Dans votre situation, il faut donc bien distinguer deux périodes. Tant que le contrat n’est pas rompu, la clause de la notice que vous citez peut permettre la suspension de la mutuelle en cas de suspension non indemnisée du contrat. En revanche, une fois le licenciement notifié, l’article L. 911-8 du Code de la sécurité sociale ouvre le maintien gratuit des garanties santé et prévoyance au salarié dont la rupture du contrat ouvre droit à l’assurance chômage, sauf faute lourde.
Sur le mot “automatiquement”, il faut être précis: le droit à portabilité ne dépend pas du bon vouloir de l’employeur et il doit être mentionné dans le certificat de travail remis à la fin du contrat. Mais, en pratique, l’assureur demande souvent un justificatif d’ouverture des droits au chômage ou d’inscription à France Travail pour activer et poursuivre le maintien des garanties.

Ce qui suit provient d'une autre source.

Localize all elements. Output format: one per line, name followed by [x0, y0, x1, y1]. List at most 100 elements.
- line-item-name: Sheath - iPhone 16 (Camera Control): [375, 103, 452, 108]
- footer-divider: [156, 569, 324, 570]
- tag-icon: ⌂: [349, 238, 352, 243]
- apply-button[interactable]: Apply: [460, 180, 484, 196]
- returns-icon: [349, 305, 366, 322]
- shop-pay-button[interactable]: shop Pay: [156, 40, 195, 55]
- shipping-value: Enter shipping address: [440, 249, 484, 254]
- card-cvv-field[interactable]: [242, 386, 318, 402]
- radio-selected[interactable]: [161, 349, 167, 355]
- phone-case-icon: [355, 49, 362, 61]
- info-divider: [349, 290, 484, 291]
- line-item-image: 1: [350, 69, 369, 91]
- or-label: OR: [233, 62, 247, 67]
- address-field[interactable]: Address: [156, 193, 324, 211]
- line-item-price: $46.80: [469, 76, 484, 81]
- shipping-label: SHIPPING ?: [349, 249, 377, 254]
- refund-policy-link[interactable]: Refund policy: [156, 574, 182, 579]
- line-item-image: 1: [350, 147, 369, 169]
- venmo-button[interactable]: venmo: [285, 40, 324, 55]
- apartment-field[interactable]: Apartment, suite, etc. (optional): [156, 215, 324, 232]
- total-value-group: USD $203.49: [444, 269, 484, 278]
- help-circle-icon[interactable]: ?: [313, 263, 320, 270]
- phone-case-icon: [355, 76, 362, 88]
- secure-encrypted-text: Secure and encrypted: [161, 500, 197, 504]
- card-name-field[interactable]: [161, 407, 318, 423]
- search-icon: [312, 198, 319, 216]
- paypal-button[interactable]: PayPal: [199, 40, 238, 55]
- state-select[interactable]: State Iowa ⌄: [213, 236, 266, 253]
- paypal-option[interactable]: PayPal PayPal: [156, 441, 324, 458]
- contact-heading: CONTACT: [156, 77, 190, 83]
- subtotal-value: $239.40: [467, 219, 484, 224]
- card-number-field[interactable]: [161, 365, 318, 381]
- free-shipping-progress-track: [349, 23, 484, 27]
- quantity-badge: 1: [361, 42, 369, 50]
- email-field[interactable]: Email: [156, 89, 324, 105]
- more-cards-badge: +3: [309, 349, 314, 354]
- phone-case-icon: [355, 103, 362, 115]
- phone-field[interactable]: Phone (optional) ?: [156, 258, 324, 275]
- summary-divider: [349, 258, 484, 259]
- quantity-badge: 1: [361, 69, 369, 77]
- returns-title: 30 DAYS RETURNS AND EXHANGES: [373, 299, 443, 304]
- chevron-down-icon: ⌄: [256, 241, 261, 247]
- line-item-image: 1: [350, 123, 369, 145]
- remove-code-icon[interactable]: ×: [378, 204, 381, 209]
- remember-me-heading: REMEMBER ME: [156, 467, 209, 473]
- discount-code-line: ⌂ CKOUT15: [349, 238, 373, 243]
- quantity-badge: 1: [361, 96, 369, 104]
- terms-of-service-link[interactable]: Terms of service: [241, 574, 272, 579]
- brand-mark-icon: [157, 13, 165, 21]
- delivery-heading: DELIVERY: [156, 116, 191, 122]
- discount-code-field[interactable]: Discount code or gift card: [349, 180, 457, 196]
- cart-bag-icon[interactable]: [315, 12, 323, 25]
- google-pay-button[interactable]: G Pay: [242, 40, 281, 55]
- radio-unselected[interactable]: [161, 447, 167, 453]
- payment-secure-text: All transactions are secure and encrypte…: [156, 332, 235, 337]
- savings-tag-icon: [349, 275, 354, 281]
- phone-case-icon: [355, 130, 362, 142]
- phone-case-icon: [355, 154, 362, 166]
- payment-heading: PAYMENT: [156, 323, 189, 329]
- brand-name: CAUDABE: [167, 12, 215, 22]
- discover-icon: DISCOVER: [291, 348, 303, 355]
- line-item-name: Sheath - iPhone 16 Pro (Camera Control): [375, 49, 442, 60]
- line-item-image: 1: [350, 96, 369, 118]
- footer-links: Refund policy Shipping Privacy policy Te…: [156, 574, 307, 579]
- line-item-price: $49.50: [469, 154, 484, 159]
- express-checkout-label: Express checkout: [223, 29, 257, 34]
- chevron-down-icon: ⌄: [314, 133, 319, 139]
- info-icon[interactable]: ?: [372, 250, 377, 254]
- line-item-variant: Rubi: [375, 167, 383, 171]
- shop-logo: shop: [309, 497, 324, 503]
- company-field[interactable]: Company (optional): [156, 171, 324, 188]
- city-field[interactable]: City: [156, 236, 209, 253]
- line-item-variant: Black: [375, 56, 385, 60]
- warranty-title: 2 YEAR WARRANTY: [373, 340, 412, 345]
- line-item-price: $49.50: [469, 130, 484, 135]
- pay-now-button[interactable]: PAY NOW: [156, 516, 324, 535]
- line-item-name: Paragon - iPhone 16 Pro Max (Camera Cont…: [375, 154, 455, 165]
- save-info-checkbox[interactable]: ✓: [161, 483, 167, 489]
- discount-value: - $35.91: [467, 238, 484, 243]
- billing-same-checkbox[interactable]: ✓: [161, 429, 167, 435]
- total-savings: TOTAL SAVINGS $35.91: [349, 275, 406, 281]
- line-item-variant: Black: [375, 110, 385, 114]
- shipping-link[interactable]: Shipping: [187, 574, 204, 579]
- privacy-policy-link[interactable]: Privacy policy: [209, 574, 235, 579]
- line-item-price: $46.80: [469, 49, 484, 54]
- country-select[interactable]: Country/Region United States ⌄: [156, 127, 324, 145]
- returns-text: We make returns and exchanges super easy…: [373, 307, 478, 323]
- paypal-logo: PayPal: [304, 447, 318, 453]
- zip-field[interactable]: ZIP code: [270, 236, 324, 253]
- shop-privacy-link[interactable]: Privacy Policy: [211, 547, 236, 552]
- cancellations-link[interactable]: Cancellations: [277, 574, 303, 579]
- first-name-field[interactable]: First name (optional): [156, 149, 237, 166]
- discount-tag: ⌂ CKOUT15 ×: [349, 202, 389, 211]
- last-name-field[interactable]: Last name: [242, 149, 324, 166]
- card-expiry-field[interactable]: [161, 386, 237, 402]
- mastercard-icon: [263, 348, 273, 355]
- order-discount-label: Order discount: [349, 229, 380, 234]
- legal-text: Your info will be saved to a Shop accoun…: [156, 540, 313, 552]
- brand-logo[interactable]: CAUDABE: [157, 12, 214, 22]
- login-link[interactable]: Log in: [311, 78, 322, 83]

Autrement dit, l’employeur n’a pas à vous faire signer un accord pour que vous y ayez droit, mais il doit signaler la portabilité et transmettre les documents de fin de contrat, notamment le certificat de travail, conformément à l’article L. 1234-19 du Code du travail. Ensuite, vous devrez généralement adresser à la mutuelle ou à l’assureur votre justificatif France Travail pour que le maintien soit effectivement enregistré.
Donc, à ce stade, la coupure visible sur Ameli peut être cohérente avec la suspension non indemnisée avant licenciement, au regard de votre notice. En revanche, si vous êtes ensuite licenciée pour inaptitude non professionnelle, vous devriez pouvoir bénéficier de la portabilité, à condition d’ouvrir des droits au chômage.
Concrètement, gardez vos deux courriers recommandés précédents et ajoutez, au moment de la rupture, une demande écrite très simple : remise du certificat de travail mentionnant le maintien gratuit des garanties, attestation destinée à France Travail et confirmation de la déclaration faite à l’assureur. Si ces documents ne sont pas remis, ce sera un manquement de l’employeur à ses obligations de fin de contrat et d’information.
Merci infiniment ! Pour info, j ai bien cité dans mon dernier AR que la portabilité doit être mentionnée dans le certificat de travail.